LeetCode: 866. Smallest Subtree with all the Deepest Nodes

LeetCode: 866. Smallest Subtree with all the Deepest Nodes

题目描述

Given a binary tree rooted at root, the depth of each node is the shortest distance to the root.
A node is deepest if it has the largest depth possible among any node in the entire tree.

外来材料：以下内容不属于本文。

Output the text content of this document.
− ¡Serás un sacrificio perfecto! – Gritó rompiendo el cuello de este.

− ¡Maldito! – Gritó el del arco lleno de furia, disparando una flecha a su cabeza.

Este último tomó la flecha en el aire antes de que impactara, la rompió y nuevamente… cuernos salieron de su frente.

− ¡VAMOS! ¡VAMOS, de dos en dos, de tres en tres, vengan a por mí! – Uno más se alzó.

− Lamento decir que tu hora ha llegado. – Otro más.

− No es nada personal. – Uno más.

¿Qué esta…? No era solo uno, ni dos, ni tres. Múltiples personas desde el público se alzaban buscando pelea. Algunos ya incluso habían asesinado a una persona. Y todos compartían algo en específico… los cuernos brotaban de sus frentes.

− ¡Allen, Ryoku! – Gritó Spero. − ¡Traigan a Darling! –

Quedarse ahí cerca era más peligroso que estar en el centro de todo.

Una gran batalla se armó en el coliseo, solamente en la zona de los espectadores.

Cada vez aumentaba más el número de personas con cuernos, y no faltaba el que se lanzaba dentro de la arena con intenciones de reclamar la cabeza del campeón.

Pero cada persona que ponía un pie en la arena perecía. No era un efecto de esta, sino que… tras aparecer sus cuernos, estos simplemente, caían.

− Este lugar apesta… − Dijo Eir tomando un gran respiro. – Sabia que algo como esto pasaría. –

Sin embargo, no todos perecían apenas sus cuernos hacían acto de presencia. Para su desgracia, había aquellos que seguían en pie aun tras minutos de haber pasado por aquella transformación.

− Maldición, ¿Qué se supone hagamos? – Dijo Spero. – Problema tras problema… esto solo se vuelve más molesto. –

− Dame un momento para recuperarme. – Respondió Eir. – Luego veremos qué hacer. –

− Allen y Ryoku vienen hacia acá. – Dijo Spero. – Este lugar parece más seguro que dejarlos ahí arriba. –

The subtree of a node is that node, plus the set of all descendants of that node.
Return the node with the largest depth such that it contains all the deepest nodes in it’s subtree.

Example 1:

Input: [3,5,1,6,2,0,8,null,null,7,4]
Output: [2,7,4]
Explanation:
We return the node with value 2, colored in yellow in the diagram.
The nodes colored in blue are the deepest nodes of the tree.
The input "[3, 5, 1, 6, 2, 0, 8, null, null, 7, 4]" is a serialization of the given tree.
The output "[2, 7, 4]" is a serialization of the subtree rooted at the node with value 2.
Both the input and output have TreeNode type.

Note:

The number of nodes in the tree will be between 1 and 500.
The values of each node are unique.

解题思路 —— 递归求解

1. 如果 root 为 nullptr，则直接返回 nullptr;
2. 如果 root 的左子树的深度等于 root 的右子树的深度，则返回 root;
3. 如果 root 的左子树的深度大于 root 的右子树的深度，则返回 root 的左子树的 mallest Subtree with all the Deepest Nodes;
4. 否则，root 的左子树的深度小于root 的右子树的深度，则返回 root 的右子树的 mallest Subtree with all the Deepest Nodes;

AC 代码

/**
 * Definition for a binary tree node.
 * struct TreeNode {
 *     int val;
 *     TreeNode *left;
 *     TreeNode *right;
 *     TreeNode(int x) : val(x), left(NULL), right(NULL) {}
 * };
 */
class Solution
{
    // 获取二叉树 root 的 Smallest Subtree with all the Deepest Nodes
    // 参数：TreeNode* root, 待处理的二叉树
    //      TreeNode*& deepestNode, 二叉树 root 的 Smallest Subtree with all the Deepest Nodes
    // 返回： 二叉树 root 的  Deepest Nodes 的深度
    int subtreeWithAllDeepestRef(TreeNode* root, TreeNode*& deepestNode)
    {
        if(root == nullptr)
        {
            deepestNode = nullptr;
            return 0;
        }

        // 分别处理左右子树
        TreeNode* leftDeepest = nullptr, *rightDeepest = nullptr;
        int leftDepth = subtreeWithAllDeepestRef(root->left, leftDeepest);
        int rightDepth = subtreeWithAllDeepestRef(root->right, rightDeepest);

        if(leftDepth == rightDepth) // 1. 左右子树的深度相等，则返回当前 root 节点
        {
            deepestNode = root;
            return leftDepth+1;
        }
        else if(leftDepth > rightDepth) // 2. 左子树更深，则返回左子树的 deepestNode
        {
            deepestNode = leftDeepest;
            return leftDepth+1;
        }
        else // 3. 否则，右子树更深，返回右子树的 deepestNode
        {
            deepestNode = rightDeepest;
            return rightDepth+1;
        }

    }
public:
    TreeNode* subtreeWithAllDeepest(TreeNode* root) 
    {
        TreeNode* deepestNode = nullptr;
        subtreeWithAllDeepestRef(root, deepestNode);
        return deepestNode;
    }
};